Moreover, BRI did not comply with the statutes it did cite. Section 2023.040 requires that the “notice of motion shall be supported by a memorandum of points and authorities, and accompanied by a declaration setting forth facts supporting the amount of any monetary sanction sought.” (Italics added.) BRI ultimately requested $40,000 in sanctions for its motion to compel, yet its notice of motion and the declaration accompanying that notice of motion states no amount, and states no facts supporting any amount of monetary sanction, but rather merely details the meet and confer process.
This is no small point. BRI requested $40,000 in sanctions and did not alert RPB to that amount until 15 court days before the sanctions hearing. By the time BRI served the papers supporting its motion to compel, RPB was no longer Weinstein's attorney. That the trial court ultimately reduced sanctions to $7,200 is of no consequence. RPB received no notice of its exposure until it could take no mitigating action or even substantively oppose BRI's motion.
We need not determine whether BRI's actions were prejudicial based on service 15 court days (instead of 16 court days) before the initial hearing on the motion to compel.2 Substantial and obvious prejudice arose in the 51 days between the time the papers should have been served and when they were actually served. BRI and Weinstein's new counsel continued to meet and confer and to deal with the substance of BRI's contentions. RPB was without continued access to the process and to any means of either developing the record between Weinstein and BRI, if Weinstein's arguments were meritorious, or mitigating any damage RPB and/or Weinstein may have caused, if BRI's arguments were meritorious. And RPB was left with 15 court days to respond to a voluminous motion to which it otherwise would have had 51 more days to respond under the circumstances. If prejudice is required on this question, it is present here.3
Finally, BRI contends that by arguing the motion to compel on the merits, RPB waived (or forfeited) the argument that the motion to compel was untimely. “The critical point for preservation of claims on appeal is that the asserted error must have been brought to the attention of the trial court.” (Boyle v. CertainTeed Corp. (2006) 137 Cal.App.4th 645, 649, 40 Cal.Rptr.3d 501.) RPB repeatedly brought the asserted error to the trial court's attention. “A party's participation in a hearing after the party's objection to the hearing as unauthorized does not constitute waiver by acquiescence.” (Id. at p. 650, 40 Cal.Rptr.3d 501.) RPB never acquiesced to the trial court's error.
Because we will reverse the trial court's order based on the motion's untimeliness, we need not and do not reach the remaining constitutional due process question RPB presents.
The trial court's order is reversed. On remand, the trial court is directed to deny BRI's motion to compel in its entirety. RPB is entitled to costs on appeal.
1. Statutory references are to the Code of Civil Procedure unless otherwise specified.

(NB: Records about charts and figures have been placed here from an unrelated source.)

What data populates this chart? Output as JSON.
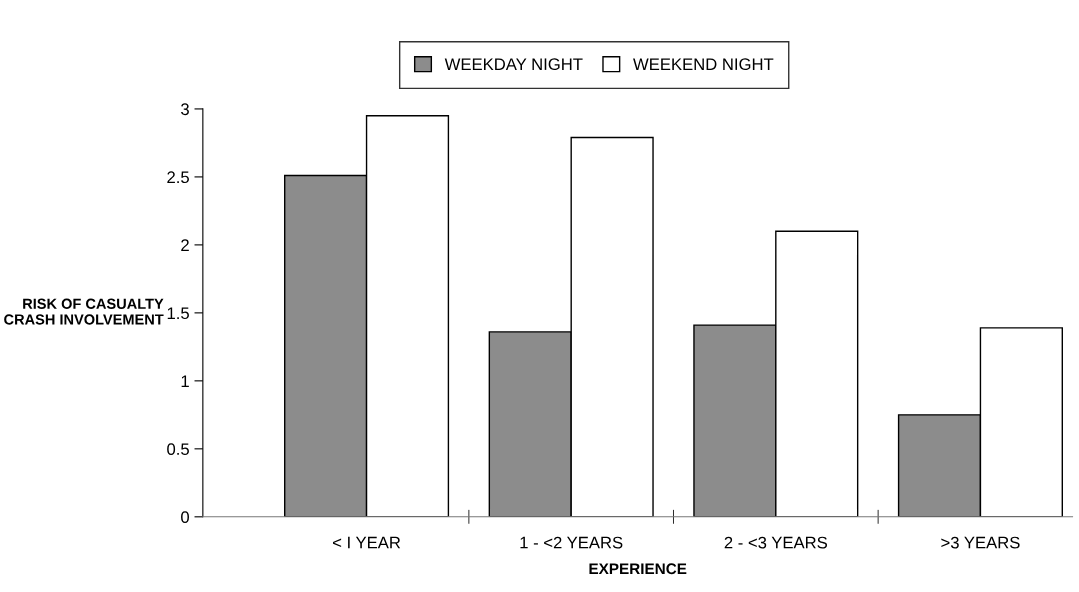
{
  "chart_data": {
    "type": "bar",
    "xlabel": "EXPERIENCE",
    "ylabel": "RISK OF CASUALTY\nCRASH INVOLVEMENT",
    "categories": [
      "< I YEAR",
      "1 - <2 YEARS",
      "2 - <3 YEARS",
      ">3 YEARS"
    ],
    "series": [
      {
        "name": "WEEKDAY NIGHT",
        "color": "#8c8c8c",
        "values": [
          2.51,
          1.36,
          1.41,
          0.75
        ]
      },
      {
        "name": "WEEKEND NIGHT",
        "color": "#ffffff",
        "values": [
          2.95,
          2.79,
          2.1,
          1.39
        ]
      }
    ],
    "ylim": [
      0,
      3
    ],
    "yticks": [
      0,
      0.5,
      1,
      1.5,
      2,
      2.5,
      3
    ],
    "grid": false,
    "legend": "top"
  }
}
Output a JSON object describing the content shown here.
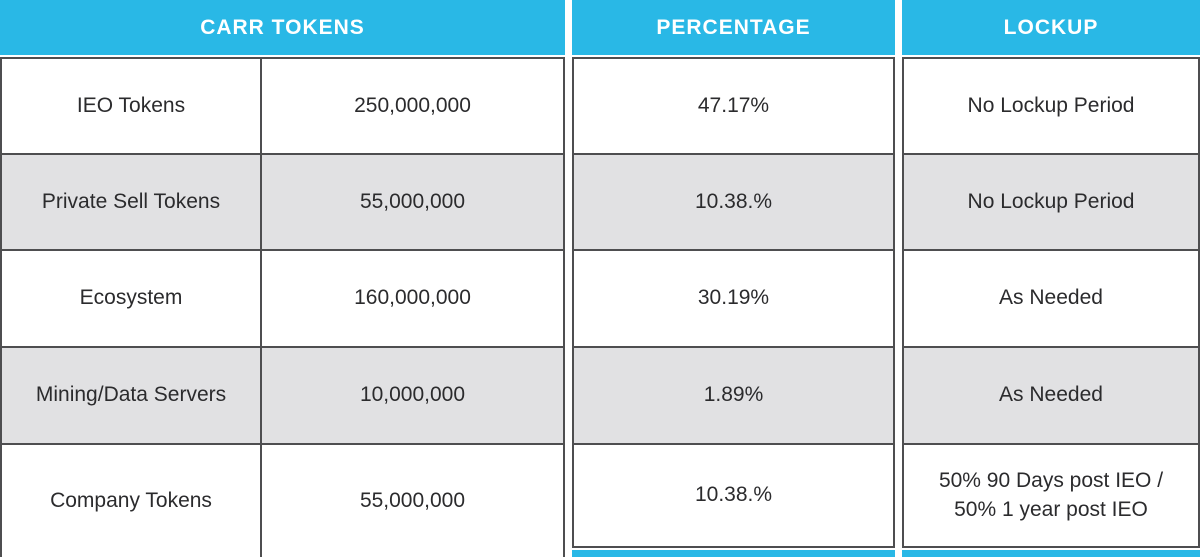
{
  "table": {
    "headers": {
      "carr_tokens": "CARR TOKENS",
      "percentage": "PERCENTAGE",
      "lockup": "LOCKUP"
    },
    "rows": [
      {
        "name": "IEO Tokens",
        "amount": "250,000,000",
        "percentage": "47.17%",
        "lockup": "No Lockup Period"
      },
      {
        "name": "Private Sell Tokens",
        "amount": "55,000,000",
        "percentage": "10.38.%",
        "lockup": "No Lockup Period"
      },
      {
        "name": "Ecosystem",
        "amount": "160,000,000",
        "percentage": "30.19%",
        "lockup": "As Needed"
      },
      {
        "name": "Mining/Data Servers",
        "amount": "10,000,000",
        "percentage": "1.89%",
        "lockup": "As Needed"
      },
      {
        "name": "Company Tokens",
        "amount": "55,000,000",
        "percentage": "10.38.%",
        "lockup": "50% 90 Days post IEO /\n50% 1 year post IEO"
      }
    ],
    "colors": {
      "header_bg": "#29b8e6",
      "header_text": "#ffffff",
      "row_bg": "#ffffff",
      "row_alt_bg": "#e1e1e3",
      "border": "#4e4e50",
      "text": "#2b2b2d"
    }
  }
}
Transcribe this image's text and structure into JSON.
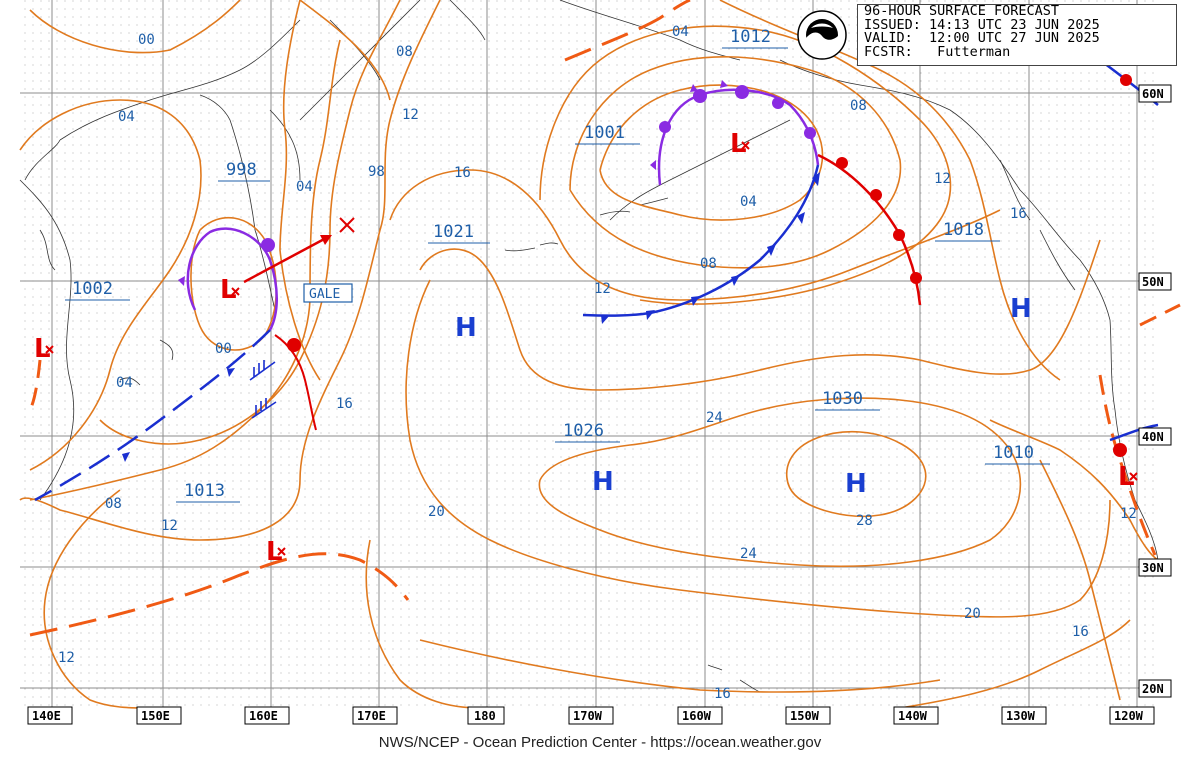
{
  "header": {
    "line1": "96-HOUR SURFACE FORECAST",
    "line2": "ISSUED: 14:13 UTC 23 JUN 2025",
    "line3": "VALID:  12:00 UTC 27 JUN 2025",
    "line4": "FCSTR:   Futterman"
  },
  "logo": {
    "icon": "noaa-logo-icon"
  },
  "footer": "NWS/NCEP - Ocean Prediction Center - https://ocean.weather.gov",
  "longitudes": [
    "140E",
    "150E",
    "160E",
    "170E",
    "180",
    "170W",
    "160W",
    "150W",
    "140W",
    "130W",
    "120W"
  ],
  "latitudes": [
    "60N",
    "50N",
    "40N",
    "30N",
    "20N"
  ],
  "highs": [
    {
      "label": "H",
      "pressure": "1021"
    },
    {
      "label": "H",
      "pressure": "1026"
    },
    {
      "label": "H",
      "pressure": "1030"
    },
    {
      "label": "H",
      "pressure": "1018"
    },
    {
      "label": "H",
      "pressure": "1010"
    }
  ],
  "lows": [
    {
      "label": "L",
      "pressure": "998",
      "warning": "GALE"
    },
    {
      "label": "L",
      "pressure": "1001"
    },
    {
      "label": "L",
      "pressure": "1002"
    },
    {
      "label": "L",
      "pressure": "1013"
    },
    {
      "label": "L",
      "pressure": "1012"
    }
  ],
  "isobar_labels": [
    "00",
    "04",
    "08",
    "12",
    "16",
    "98",
    "04",
    "08",
    "12",
    "16",
    "20",
    "24",
    "28",
    "16",
    "12",
    "00",
    "04",
    "08",
    "12",
    "16",
    "20",
    "24",
    "16",
    "12"
  ],
  "colors": {
    "isobar": "#e07a1f",
    "label": "#1f5fa8",
    "high": "#1a3fd0",
    "low": "#e00000",
    "cold_front": "#1a2fd0",
    "warm_front": "#e00000",
    "occluded_front": "#8a2be2",
    "trough": "#f05a14"
  }
}
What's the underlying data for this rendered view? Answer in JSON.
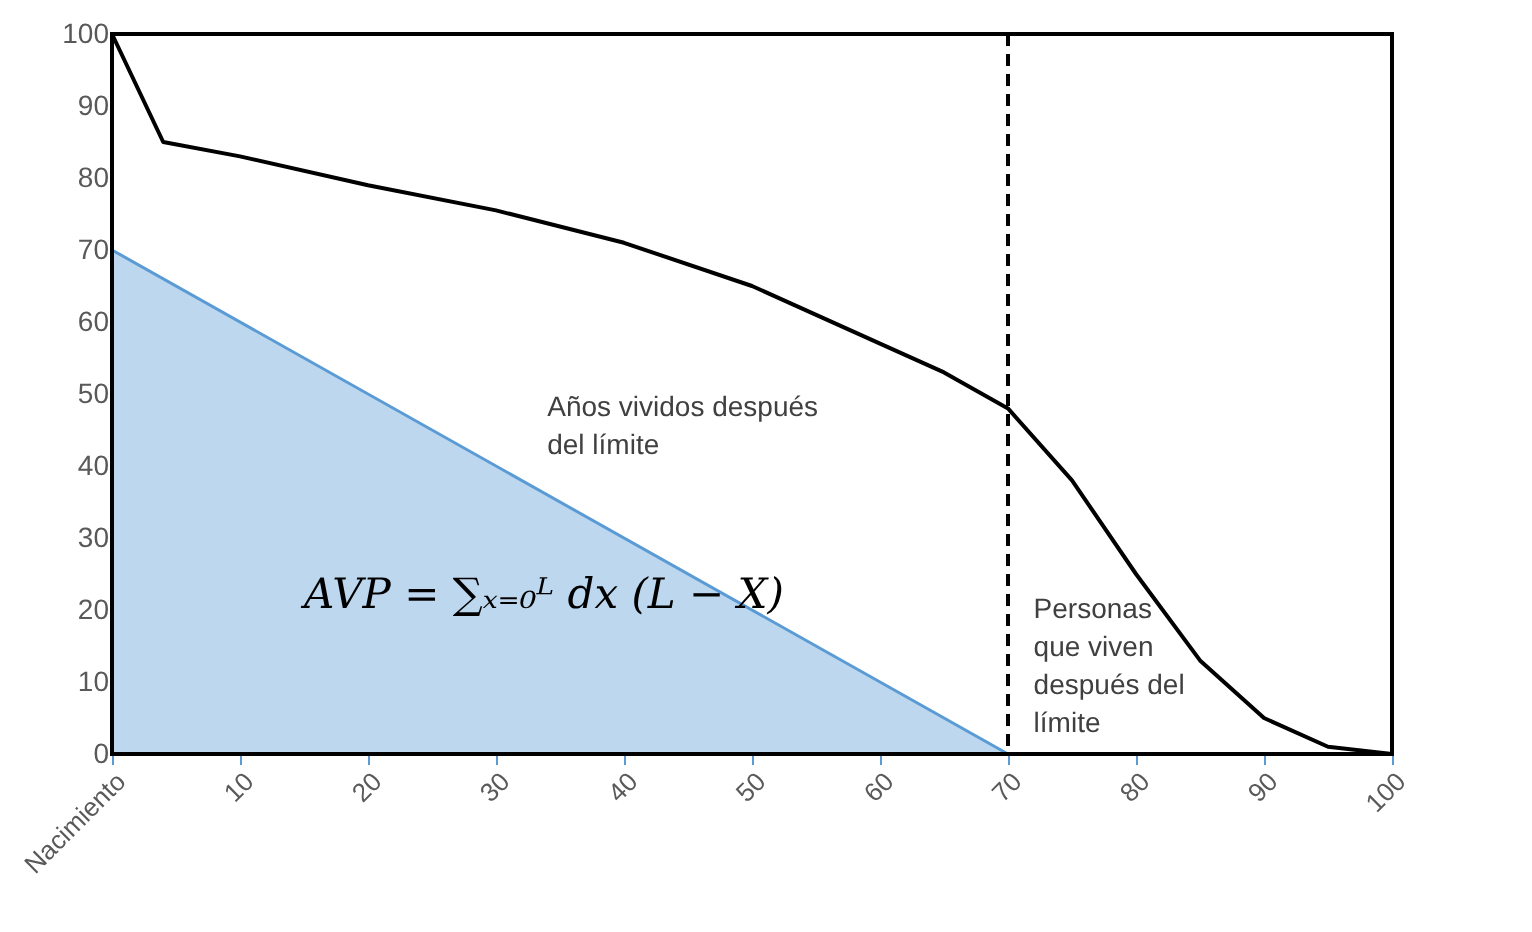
{
  "chart_data": {
    "type": "line",
    "series": [
      {
        "type": "area",
        "color": "#bdd7ee",
        "x": [
          0,
          70
        ],
        "values": [
          70,
          0
        ]
      },
      {
        "color": "#000000",
        "x": [
          0,
          4,
          10,
          20,
          30,
          40,
          50,
          60,
          65,
          70,
          75,
          80,
          85,
          90,
          95,
          100
        ],
        "values": [
          100,
          85,
          83,
          79,
          75.5,
          71,
          65,
          57,
          53,
          48,
          38,
          25,
          13,
          5,
          1,
          0
        ]
      }
    ],
    "xlim": [
      0,
      100
    ],
    "ylim": [
      0,
      100
    ],
    "xticks": [
      {
        "value": 0,
        "label": "Nacimiento"
      },
      10,
      20,
      30,
      40,
      50,
      60,
      70,
      80,
      90,
      100
    ],
    "yticks": [
      0,
      10,
      20,
      30,
      40,
      50,
      60,
      70,
      80,
      90,
      100
    ],
    "ref_lines": [
      {
        "axis": "x",
        "value": 70,
        "color": "#000000",
        "line_style": "dashed"
      }
    ],
    "annotations": [
      "Años vividos después\ndel límite",
      "AVP = ∑ₓ₌₀ᴸ dx (L − X)",
      "Personas\nque viven\ndespués del\nlímite"
    ],
    "grid": false,
    "marker": "none",
    "line_style": "solid"
  }
}
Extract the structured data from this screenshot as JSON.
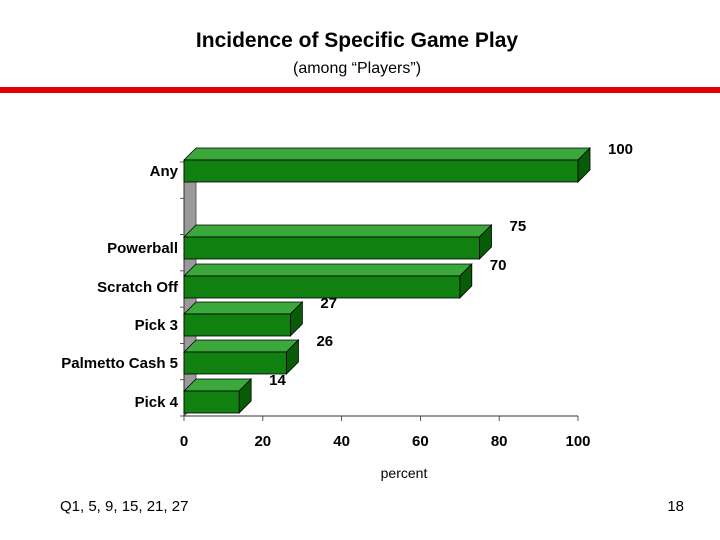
{
  "slide": {
    "title": "Incidence of Specific Game Play",
    "subtitle": "(among “Players”)",
    "footnote": "Q1, 5, 9, 15, 21, 27",
    "page_number": "18"
  },
  "colors": {
    "accent_rule": "#e00000",
    "bar_front": "#108010",
    "bar_top": "#3aa83a",
    "bar_side": "#085c08",
    "wall": "#9a9a9a"
  },
  "chart_data": {
    "type": "bar",
    "orientation": "horizontal",
    "categories": [
      "Any",
      "Powerball",
      "Scratch Off",
      "Pick 3",
      "Palmetto Cash 5",
      "Pick 4"
    ],
    "values": [
      100,
      75,
      70,
      27,
      26,
      14
    ],
    "data_labels": [
      "100",
      "75",
      "70",
      "27",
      "26",
      "14"
    ],
    "xlabel": "percent",
    "ylabel": "",
    "xlim": [
      0,
      100
    ],
    "xticks": [
      "0",
      "20",
      "40",
      "60",
      "80",
      "100"
    ],
    "grid": false,
    "legend": "none",
    "style": "3d"
  }
}
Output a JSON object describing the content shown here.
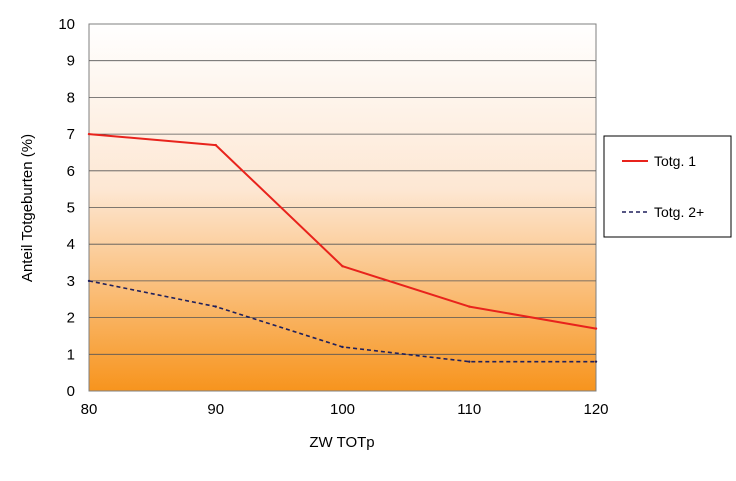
{
  "chart_data": {
    "type": "line",
    "title": "",
    "xlabel": "ZW TOTp",
    "ylabel": "Anteil Totgeburten (%)",
    "x": [
      80,
      90,
      100,
      110,
      120
    ],
    "xlim": [
      80,
      120
    ],
    "ylim": [
      0,
      10
    ],
    "xticks": [
      "80",
      "90",
      "100",
      "110",
      "120"
    ],
    "yticks": [
      "0",
      "1",
      "2",
      "3",
      "4",
      "5",
      "6",
      "7",
      "8",
      "9",
      "10"
    ],
    "grid": true,
    "legend_position": "right",
    "background": "vertical gradient white (top) to orange (bottom)",
    "series": [
      {
        "name": "Totg. 1",
        "values": [
          7.0,
          6.7,
          3.4,
          2.3,
          1.7
        ],
        "color": "#e8231c",
        "style": "solid"
      },
      {
        "name": "Totg. 2+",
        "values": [
          3.0,
          2.3,
          1.2,
          0.8,
          0.8
        ],
        "color": "#1f1f5c",
        "style": "dashed"
      }
    ]
  }
}
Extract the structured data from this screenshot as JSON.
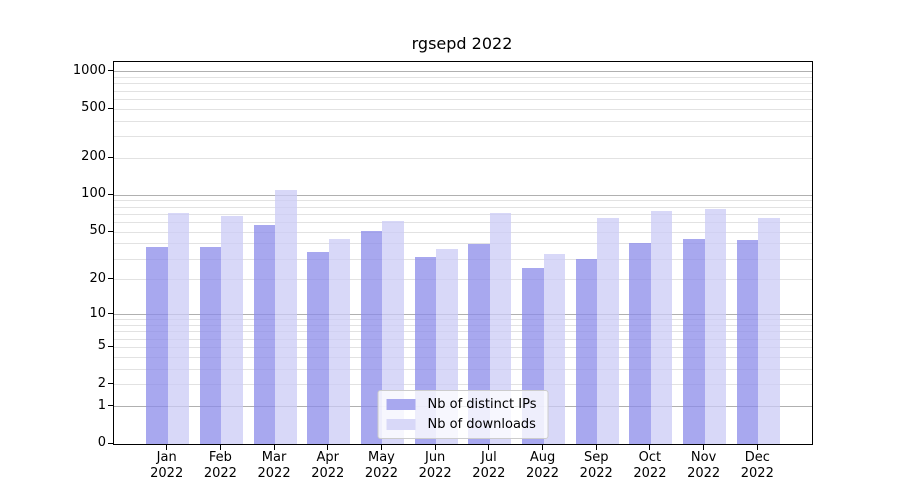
{
  "chart_data": {
    "type": "bar",
    "title": "rgsepd 2022",
    "categories": [
      "Jan 2022",
      "Feb 2022",
      "Mar 2022",
      "Apr 2022",
      "May 2022",
      "Jun 2022",
      "Jul 2022",
      "Aug 2022",
      "Sep 2022",
      "Oct 2022",
      "Nov 2022",
      "Dec 2022"
    ],
    "series": [
      {
        "name": "Nb of distinct IPs",
        "color": "#a8a8ef",
        "values": [
          38,
          38,
          57,
          34,
          51,
          31,
          40,
          25,
          30,
          41,
          44,
          43
        ]
      },
      {
        "name": "Nb of downloads",
        "color": "#d8d8f8",
        "values": [
          72,
          68,
          110,
          44,
          62,
          36,
          72,
          33,
          66,
          75,
          77,
          66
        ]
      }
    ],
    "bar_alpha": 0.75,
    "xlabel": "",
    "ylabel": "",
    "yscale": "log1p",
    "y_ticks": [
      0,
      1,
      2,
      5,
      10,
      20,
      50,
      100,
      200,
      500,
      1000
    ],
    "ylim": [
      0,
      1200
    ],
    "grid": {
      "major_values": [
        1,
        10,
        100,
        1000
      ],
      "major_color": "#b0b0b0",
      "minor_color": "#e2e2e2"
    },
    "legend": {
      "position": "lower center",
      "border_color": "#cccccc"
    }
  }
}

2. The trial court did find prejudice on this ground. “Considering the extensiveness of the motion before the court,” the trial court explained, “the court is inclined to find some prejudice based on this procedural defect.”
3. Prejudice is not required; discovery deadlines are mandatory and we have treated them as jurisdictional (Sexton v. Superior Court (1997) 58 Cal.App.4th 1403, 1410, 68 Cal.Rptr.2d 708), even though a trial court may grant relief from deadlines to file motions to compel. Where a party does not obtain trial court relief from the statutory deadline, “failure to move for further answers within the statutory time forecloses further relief ․” (O'Brien v. Superior Court (1965) 233 Cal.App.2d 388, 391, 43 Cal.Rptr. 815.)
We concur: ROTHSCHILD, P. J. JOHNSON, J.